The question posed on LinkedIn back in early 2013 May was: What is the cost of your training and your skill? For some, it is monetary, for some it is time, and others it is blood, sweat, and tears.
I’d say it’s a combination of all of those for me, though less on the blood side (thankfully). My own experience is that every teacher that I met who taught their art for free or that “coddled” their students did not have a very high level art to offer, or at least did not have a very high level of teaching ability.
To use one example (again, my own personal experience, I’m not trying to cast judgment on an entire system), there is a Taijiquan teacher in Indiana who offers free classes. Unfortunately, his students don’t seem to get anything out of it other than some mental and physical relaxation even after studying with this teacher for three or four years! Barely any one of them can even stand in the proper stances, apply any of the patterns or strategies from the set they are learning, and some of them are even unhealthier than before (knee and hip problems because their stances were never corrected). I’ve met three teachers who were along those lines.
Conversely, those masters who charge higher prices, and those who I’ve had to travel to reach (my first “serious” kung fu master is in Skokie, IL and the master who I consider my definite master lives in Gainesville, FL; I live in Lafayette, IN, so one master was a three hour drive away and the other a few hour plane trip away) were able to not only teach a lot in a short period of time, they were able to generate competent martial artists in the expected period of time. These masters have a lot going for them; systematic training, expectations that are known to everyone, and a proven system. It is only natural that they charge a proper price for their expertise.
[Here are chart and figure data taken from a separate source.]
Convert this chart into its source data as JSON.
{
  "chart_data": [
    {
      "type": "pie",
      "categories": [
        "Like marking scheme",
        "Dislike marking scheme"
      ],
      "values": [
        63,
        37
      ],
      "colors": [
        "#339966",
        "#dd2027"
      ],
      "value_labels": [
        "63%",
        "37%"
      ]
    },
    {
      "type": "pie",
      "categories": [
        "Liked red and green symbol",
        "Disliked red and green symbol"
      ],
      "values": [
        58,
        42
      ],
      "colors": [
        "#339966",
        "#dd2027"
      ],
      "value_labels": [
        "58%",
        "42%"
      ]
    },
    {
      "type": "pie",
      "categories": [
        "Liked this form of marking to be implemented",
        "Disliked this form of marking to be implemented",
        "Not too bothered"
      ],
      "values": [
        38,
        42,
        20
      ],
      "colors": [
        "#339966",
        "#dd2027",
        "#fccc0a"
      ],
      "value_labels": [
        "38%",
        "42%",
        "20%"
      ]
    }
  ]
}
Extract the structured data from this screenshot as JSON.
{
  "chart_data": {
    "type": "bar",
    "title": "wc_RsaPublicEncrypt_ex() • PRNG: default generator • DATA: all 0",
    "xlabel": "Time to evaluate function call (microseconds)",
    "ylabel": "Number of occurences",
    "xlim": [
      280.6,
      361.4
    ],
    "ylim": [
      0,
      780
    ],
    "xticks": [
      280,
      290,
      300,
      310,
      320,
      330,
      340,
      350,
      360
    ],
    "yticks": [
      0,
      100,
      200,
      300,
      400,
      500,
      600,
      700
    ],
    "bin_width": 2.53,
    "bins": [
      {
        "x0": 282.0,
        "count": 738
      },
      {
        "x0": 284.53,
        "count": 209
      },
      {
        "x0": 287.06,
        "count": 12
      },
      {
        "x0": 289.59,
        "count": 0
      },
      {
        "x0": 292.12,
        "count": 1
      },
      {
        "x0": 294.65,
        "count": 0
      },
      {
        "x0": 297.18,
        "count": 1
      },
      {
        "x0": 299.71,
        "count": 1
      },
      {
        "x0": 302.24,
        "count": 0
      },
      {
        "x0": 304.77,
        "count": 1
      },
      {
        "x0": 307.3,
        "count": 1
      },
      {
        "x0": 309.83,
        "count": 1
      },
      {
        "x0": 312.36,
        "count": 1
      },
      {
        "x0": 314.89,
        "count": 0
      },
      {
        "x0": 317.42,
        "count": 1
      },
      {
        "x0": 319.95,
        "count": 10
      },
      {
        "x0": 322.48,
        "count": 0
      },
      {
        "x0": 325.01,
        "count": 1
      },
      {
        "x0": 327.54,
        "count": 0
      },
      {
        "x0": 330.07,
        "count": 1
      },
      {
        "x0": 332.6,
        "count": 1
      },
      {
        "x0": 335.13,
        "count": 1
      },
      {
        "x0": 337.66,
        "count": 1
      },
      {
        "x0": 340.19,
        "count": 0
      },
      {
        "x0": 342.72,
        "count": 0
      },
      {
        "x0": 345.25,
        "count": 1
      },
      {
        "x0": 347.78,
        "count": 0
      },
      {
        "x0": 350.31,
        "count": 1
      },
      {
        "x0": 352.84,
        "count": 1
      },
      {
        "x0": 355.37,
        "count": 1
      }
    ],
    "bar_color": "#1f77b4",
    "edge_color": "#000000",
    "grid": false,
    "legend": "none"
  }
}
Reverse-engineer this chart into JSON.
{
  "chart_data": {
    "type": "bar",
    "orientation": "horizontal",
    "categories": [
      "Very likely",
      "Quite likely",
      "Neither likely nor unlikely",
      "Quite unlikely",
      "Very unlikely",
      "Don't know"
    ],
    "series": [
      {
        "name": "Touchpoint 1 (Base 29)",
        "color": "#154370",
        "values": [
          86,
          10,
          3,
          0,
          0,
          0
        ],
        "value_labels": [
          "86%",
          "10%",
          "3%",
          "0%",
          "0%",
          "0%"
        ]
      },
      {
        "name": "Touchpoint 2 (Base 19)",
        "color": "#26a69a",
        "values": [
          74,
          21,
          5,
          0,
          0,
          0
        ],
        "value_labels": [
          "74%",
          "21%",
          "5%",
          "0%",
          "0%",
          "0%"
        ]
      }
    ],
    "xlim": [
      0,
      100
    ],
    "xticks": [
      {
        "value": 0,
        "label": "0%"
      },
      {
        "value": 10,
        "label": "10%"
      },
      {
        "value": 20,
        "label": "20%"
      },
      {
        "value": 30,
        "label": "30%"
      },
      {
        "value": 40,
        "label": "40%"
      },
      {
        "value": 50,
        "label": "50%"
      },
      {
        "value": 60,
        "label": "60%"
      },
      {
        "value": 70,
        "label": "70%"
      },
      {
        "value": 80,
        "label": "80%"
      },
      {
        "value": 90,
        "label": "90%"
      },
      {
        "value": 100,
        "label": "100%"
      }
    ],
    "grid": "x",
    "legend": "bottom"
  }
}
Some people have asked me how much money they should set aside to attend my master’s or grandmaster’s seminars. I drafted a post on my grandmaster’s online school forum here back in November of 2011 with the particulars. I was able to manage that on a student’s budget, working part-time (about twenty hours per week) with a low wage library job. I’m sure that other people in similar circumstances who really, really want the skills Shaolin Wahnam can teach (using classical kung fu techniques in sparring and fighting, mental clarity, excellent exercises to maintain health and develop vitality, and many more) will be able to draft a budget that will see them to the end.